Douala - Aujourd'hui, dans le cadre de son voyage historique en Afrique, le pape Léon XIV célèbre une grande messe devant près de 600.000 personnes au stade Japoma de Douala. Auparavant, le souverain pontife s'était rendu à Bamenda, ville déchirée par des conflits séparatistes. Après la messe, une visite privée à l'hôpital catholique Saint Paul et une rencontre avec des universitaires à l'Université catholique d'Afrique centrale dans la capitale Yaoundé sont au programme.
Un message clair contre la guerre et la corruption
Dans ses discours, notamment dans la cathédrale Saint-Joseph, le chef de l'Eglise a choisi des mots drastiques. Le monde serait dévasté par une poignée de tyrans. Il a mis en garde avec insistance contre l'utilisation abusive de la religion et du nom de Dieu à des fins militaires, économiques ou politiques. La paix ne doit pas être basée sur la peur ou les armes. Face aux dirigeants politiques du pays, dont le président Paul Biya, 93 ans, qui dirige le Cameroun depuis 43 ans, le pape a appelé à la fin de la corruption. Il faut investir dans les jeunes pour mettre fin à la violence et à l'émigration, et intégrer davantage le rôle des femmes dans les processus décisionnels, ce qui permettrait d'instaurer la paix.
Conflit avec Donald Trump
Le voyage est assombri par un échange verbal persistant avec le président américain Donald Trump. Ce dernier avait auparavant attaqué le pape pour sa critique de la guerre au Proche-Orient. Trump a maintenant réaffirmé son droit à une opinion divergente et a souligné qu'une rencontre pour clarifier les divergences n'était pas nécessaire. Il a rappelé que l'Iran avait tué des milliers de manifestants non armés et qu'il ne devait pas posséder d'armes nucléaires, sinon chaque pays, y compris l'Italie, serait en danger.
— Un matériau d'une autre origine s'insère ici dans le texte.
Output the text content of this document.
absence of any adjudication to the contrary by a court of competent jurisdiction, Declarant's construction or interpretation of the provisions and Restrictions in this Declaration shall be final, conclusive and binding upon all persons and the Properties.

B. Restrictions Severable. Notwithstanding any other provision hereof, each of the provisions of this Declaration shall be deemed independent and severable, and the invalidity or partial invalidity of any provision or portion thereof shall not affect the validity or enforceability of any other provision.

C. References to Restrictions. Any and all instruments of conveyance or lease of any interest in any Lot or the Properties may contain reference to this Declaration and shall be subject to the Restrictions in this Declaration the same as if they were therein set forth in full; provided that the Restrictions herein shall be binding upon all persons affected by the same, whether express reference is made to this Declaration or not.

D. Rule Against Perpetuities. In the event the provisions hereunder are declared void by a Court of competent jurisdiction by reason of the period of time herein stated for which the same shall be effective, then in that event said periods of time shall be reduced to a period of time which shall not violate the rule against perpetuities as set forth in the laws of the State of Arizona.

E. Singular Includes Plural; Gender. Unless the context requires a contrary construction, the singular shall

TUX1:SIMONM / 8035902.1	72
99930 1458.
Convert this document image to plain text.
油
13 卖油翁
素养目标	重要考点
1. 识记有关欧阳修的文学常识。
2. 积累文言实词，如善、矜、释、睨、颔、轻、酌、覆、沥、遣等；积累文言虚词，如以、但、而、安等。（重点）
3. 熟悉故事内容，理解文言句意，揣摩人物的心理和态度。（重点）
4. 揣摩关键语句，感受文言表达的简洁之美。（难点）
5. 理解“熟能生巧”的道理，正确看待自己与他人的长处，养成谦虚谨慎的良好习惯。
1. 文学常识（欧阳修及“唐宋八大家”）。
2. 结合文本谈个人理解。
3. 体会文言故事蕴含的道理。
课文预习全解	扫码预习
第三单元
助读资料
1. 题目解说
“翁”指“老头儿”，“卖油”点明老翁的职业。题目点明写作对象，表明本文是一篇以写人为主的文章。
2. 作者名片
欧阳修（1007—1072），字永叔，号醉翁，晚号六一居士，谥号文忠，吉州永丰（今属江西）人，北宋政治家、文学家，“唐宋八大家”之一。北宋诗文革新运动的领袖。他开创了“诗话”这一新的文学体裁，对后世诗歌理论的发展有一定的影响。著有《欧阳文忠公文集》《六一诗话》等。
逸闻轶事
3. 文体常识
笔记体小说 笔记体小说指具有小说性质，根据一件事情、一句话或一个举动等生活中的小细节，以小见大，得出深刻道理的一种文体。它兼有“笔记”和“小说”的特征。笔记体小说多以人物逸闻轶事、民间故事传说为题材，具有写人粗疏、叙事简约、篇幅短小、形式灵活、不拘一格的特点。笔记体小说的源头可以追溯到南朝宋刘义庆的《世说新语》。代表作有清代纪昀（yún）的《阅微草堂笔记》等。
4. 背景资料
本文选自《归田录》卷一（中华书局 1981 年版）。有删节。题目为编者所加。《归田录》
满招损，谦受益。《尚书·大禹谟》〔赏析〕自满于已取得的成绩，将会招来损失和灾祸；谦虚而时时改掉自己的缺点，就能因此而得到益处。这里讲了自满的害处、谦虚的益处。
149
Les évêques américains se sont également immiscés dans le débat et ont contredit le vice-président américain J.D. Vance sur la doctrine de la „guerre juste“. Pendant ce temps, la présidente du Parlement européen Roberta Metsola a rendu hommage au pape en tant que boussole morale et a réitéré son invitation à s'exprimer devant le Parlement européen.